Hooray, Draculablog rides again! The grocery store missed my chicken from yesterday’s order, so the traditional paprika hendl will have to wait a few days.

Most Significant

“… the most western of splendid bridges over the Danube…”

This would be the Széchenyi Chain Bridge, originally built in 1846. It was destroyed by the Germans in 1945 and rebuilt by 1949. It is currently closed for major construction work (since June 2021) which is slated for completion in August 2023.

Here’s a lovely atmospheric image: https://www.flickr.com/photos/ntrinkhaus/37773243491

Bryan Alexander

Good to see you again, Most!

Most Significant

Glad to see you too! Thanks for hosting the blog for another year.

Most Significant

“We left [Budapest] in pretty good time, and came after nightfall to Klausenburgh.”

The railway station in Cluj (formerly Klausenburgh) was built in 1870; and still exists. Here is a c.1900 postcard:

https://europebetweeneastandwest.files.wordpress.com/2018/10/a-transylvanian-terminal-kolozsvar-palyudvar-klausenberg-cluj-railway-station.jpg

Most Significant

“At every station there were groups of people, sometimes crowds, and in all sorts of attire.”

The 1911 Encyclopedia Britannica has this description of Romanian dress:

“Men wear a long linen tunic, leather belt, white woollen trousers and leather gaiters, above Turkish slippers or sandals. The lowlanders' head-dress is generally a high cylindrical cap of rough cloth or felt, while the mountaineers prefer a small round straw hat. Sundays and holidays bring out a sleeveless jacket, embroidered in red and gold; and both sexes wear sheepskins in cold weather. The linen dresses of women are fastened by a long sash or girdle, wound many times round the waist; the holiday attire being a white gown covered with embroideries, one or more brightly coloured aprons and necklaces of beads or coins.”

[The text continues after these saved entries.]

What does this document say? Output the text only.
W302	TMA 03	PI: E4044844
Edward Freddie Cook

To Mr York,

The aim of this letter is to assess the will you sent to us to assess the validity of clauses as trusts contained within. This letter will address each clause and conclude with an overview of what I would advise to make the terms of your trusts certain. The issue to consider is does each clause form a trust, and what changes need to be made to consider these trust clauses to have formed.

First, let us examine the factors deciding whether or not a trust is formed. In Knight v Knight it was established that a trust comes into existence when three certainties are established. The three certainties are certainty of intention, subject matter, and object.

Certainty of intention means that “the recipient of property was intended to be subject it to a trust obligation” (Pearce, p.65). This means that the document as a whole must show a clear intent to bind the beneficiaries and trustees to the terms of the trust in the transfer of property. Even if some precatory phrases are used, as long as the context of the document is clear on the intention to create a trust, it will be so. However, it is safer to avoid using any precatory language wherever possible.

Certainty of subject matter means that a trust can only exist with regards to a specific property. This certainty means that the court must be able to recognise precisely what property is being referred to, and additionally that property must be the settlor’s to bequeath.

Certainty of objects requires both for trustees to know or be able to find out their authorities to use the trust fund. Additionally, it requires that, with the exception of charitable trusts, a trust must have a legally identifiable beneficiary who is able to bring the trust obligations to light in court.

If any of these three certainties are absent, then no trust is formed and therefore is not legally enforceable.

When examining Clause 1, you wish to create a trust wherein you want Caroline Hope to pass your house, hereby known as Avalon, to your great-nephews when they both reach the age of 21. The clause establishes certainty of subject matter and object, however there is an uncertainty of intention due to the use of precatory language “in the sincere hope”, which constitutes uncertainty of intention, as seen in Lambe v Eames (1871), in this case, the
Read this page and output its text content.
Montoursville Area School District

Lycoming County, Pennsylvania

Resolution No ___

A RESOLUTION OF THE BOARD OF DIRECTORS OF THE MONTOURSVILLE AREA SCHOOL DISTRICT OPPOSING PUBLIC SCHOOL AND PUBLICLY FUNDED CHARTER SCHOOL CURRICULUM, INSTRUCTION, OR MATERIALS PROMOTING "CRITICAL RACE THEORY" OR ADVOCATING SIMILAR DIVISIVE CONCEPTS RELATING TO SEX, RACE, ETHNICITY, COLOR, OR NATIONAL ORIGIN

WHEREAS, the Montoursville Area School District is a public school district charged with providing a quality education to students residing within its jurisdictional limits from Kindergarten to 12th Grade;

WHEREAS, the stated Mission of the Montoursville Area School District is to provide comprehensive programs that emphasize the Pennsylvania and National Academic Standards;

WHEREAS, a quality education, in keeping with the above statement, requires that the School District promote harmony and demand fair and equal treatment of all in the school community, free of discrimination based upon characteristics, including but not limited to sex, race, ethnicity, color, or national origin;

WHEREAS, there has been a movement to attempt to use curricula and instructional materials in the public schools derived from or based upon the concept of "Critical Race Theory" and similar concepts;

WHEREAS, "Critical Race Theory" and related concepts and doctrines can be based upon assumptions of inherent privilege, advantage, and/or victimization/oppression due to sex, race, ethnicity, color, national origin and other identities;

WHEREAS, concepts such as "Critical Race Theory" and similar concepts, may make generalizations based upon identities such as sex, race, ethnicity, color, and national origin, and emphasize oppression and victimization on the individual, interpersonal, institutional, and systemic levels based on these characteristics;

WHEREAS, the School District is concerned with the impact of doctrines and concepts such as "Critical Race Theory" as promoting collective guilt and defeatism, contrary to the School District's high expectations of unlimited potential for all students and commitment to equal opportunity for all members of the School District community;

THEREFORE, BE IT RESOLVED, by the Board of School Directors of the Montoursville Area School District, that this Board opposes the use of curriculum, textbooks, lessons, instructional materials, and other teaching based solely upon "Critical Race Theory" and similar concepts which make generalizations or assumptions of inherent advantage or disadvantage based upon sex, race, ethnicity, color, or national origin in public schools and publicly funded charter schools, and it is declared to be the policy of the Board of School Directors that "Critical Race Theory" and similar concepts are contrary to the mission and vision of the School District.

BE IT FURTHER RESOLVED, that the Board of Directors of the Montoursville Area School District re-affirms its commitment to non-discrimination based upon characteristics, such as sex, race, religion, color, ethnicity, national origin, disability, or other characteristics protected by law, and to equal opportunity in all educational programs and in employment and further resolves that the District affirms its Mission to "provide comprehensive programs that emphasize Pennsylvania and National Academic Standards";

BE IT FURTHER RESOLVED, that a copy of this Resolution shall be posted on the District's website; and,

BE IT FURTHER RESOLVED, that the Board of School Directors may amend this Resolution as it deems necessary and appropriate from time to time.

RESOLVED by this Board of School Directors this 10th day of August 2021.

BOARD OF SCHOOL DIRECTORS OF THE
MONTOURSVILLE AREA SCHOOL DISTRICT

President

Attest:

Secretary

From: https://en.m.wikisource.org/wiki/1911_Encyclop%C3%A6dia_Britannica/Rumania

Jimgroom

I've probably mentioned this at one of the many Dracula blog-post-a-thons you have run over the years, but it is wild see the city where I have lived the last 7 years on the map you included. Trento was part of the Austria-Hungarian Empire before World War I, and then was incorporated into Italy, and is truly a border zone like the German Speaking Alto Adige 20 minutes north of here. It makes this whole story that much fresher, and I could take a train to Munich tomorrow and follow Harker march East to Dracula's castle. This is awesome!